Y así llegué a la bella ciudad color terracota de Bogotá. Fue una sorpresa ver que las telenovelas mexicanas se transmitían solo por la mañana en Colombia y conocer las producciones del país. En especial porque estaban al aire dos de ellas, extraordinarias: Café con aroma de mujer, con la única Gaviota del mundo para mí, Margarita Rosa de Francisco, y En cuerpo ajeno, con Amparo Grisales. Cuánta imaginación, naturalidad, libertad y apertura de criterio encontré en una y en otra. Y mujeres libres, no inmóviles ni en jaulas.

Vino entonces una etapa de escribir para televisión fuera de México, como hizo mi hermana Marissa, primero para TV Cine, después para RTI y luego para Telemundo, entre escritores, actores, directores y productores de todos lados, escribiendo obras de diferentes procedencias. La televisión seguía expandiéndose.

Me enamoré de nuevo de ella e hice algunos buenos amigos entre la gente con la que he escrito series y telenovelas. Las telenovelas son todo un oficio laborioso, difícil y fascinante, un tour de force no tan bien valorado como pagado. Algunas de las claves de ese increíble género me las compartió mi hermana, a quien puedo ver ahora mismo sonreír divertida, dondequiera  que esté. Y las productoras extranjeras de series, que proliferan día con día, siguen empleado varias de esas técnicas con mucho éxito.

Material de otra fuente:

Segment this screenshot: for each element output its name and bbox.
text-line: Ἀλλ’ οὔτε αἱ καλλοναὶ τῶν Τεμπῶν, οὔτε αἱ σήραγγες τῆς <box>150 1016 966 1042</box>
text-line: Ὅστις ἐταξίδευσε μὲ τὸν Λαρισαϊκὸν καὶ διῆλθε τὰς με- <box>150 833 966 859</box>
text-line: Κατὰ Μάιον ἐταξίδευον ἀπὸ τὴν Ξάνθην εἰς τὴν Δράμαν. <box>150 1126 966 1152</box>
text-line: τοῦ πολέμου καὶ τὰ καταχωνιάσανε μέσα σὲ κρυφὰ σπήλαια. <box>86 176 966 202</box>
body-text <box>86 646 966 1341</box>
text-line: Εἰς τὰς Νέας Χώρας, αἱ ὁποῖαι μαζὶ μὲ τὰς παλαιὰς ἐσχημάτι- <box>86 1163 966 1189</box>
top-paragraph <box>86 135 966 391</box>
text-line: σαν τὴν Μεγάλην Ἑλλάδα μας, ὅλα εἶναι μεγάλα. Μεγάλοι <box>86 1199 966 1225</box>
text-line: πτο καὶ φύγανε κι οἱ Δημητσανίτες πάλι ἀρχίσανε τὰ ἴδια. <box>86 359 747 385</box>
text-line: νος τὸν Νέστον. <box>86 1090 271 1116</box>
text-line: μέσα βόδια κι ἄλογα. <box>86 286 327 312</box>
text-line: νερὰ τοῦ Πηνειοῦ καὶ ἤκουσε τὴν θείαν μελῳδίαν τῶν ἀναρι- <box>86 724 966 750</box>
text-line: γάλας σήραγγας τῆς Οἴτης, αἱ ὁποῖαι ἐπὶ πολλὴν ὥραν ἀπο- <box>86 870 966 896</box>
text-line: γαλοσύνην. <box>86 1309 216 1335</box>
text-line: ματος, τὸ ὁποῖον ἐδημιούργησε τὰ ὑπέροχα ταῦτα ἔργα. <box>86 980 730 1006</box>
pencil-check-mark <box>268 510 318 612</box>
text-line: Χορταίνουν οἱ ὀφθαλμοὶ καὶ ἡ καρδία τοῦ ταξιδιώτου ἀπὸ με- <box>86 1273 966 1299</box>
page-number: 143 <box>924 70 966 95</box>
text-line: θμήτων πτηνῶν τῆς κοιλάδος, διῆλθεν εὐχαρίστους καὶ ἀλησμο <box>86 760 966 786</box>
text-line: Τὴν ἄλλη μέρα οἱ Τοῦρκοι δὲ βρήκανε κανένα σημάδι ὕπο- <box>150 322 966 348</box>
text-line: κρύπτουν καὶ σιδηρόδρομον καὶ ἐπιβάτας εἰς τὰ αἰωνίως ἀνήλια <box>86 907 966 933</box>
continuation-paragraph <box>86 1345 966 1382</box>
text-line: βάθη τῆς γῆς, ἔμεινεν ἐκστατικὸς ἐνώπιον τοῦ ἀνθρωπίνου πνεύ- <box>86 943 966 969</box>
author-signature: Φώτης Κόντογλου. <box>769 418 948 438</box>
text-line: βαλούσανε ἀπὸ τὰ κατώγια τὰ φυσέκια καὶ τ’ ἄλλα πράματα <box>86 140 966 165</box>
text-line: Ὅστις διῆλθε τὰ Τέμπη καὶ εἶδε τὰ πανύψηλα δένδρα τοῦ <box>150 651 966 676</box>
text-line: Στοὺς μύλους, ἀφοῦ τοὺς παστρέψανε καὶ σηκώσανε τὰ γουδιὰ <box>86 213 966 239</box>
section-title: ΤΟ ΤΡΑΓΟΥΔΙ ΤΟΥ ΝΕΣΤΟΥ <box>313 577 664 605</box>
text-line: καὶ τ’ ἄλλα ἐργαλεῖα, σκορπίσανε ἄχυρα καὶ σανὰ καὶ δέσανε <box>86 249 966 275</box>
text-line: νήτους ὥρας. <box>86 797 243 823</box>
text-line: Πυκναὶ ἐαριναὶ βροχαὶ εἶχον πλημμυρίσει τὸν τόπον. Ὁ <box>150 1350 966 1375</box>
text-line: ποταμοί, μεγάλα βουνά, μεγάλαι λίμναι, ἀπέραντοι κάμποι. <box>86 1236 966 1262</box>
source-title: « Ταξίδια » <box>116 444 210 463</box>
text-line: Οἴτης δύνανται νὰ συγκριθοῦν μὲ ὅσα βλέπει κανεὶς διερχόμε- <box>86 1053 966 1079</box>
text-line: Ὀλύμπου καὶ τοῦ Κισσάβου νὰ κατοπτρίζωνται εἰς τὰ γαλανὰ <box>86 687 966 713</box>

Las películas, las series y los programas los veo hoy en México por canales abiertos, cable, plataformas, internet o hasta en el teléfono celular, lo mismo que todo el mundo, pero mucho de lo que se nos ofrece, aunque sea digital, es material desechable. De todos modos, si uno busca con lupa, puede encontrar los mejores contenidos, las mejores historias y las mujeres más reales de este siglo.

La televisión, antes íntima y familiar, ahora es global, a la carta y abierta, como la pantalla plana en la que se puede ver. No más muebles de baquelita. Y, sin embargo, creo que para mí conserva su cualidad íntima, por la que siempre puedo volver sobre mis pasos a la sensación primera: ¿no fue esto lo que pasó durante la pandemia?

Encerrada en mi casa y después en mi cuarto, como todos, leí y escribí, pero también me quedé frente a la televisión y la encendí y vi maratones, uno tras otro, hechizada por las historias que me contaban, como hechizada estuve en 1957 con el mueble de baquelita que me permitía acercarme a esas sombras, idénticas a mí, que hacían cosas a las que yo no me atrevía, en un tiempo que no era el mío y que iban de una peripecia a otra por caminos que no conocía y que, tal vez, nunca tomaría.

Hablo siempre de la ficción sin darle su lugar al inmenso documental, vivo y poderoso. Pido perdón por eso. Y es que el Teatro fantástico (Theatron Phantastikos, lugar donde se mira lo que solo existe en el ensueño), esa oportunidad de salir de la realidad, de explorar en la magia de lo imaginario, dejó su huella.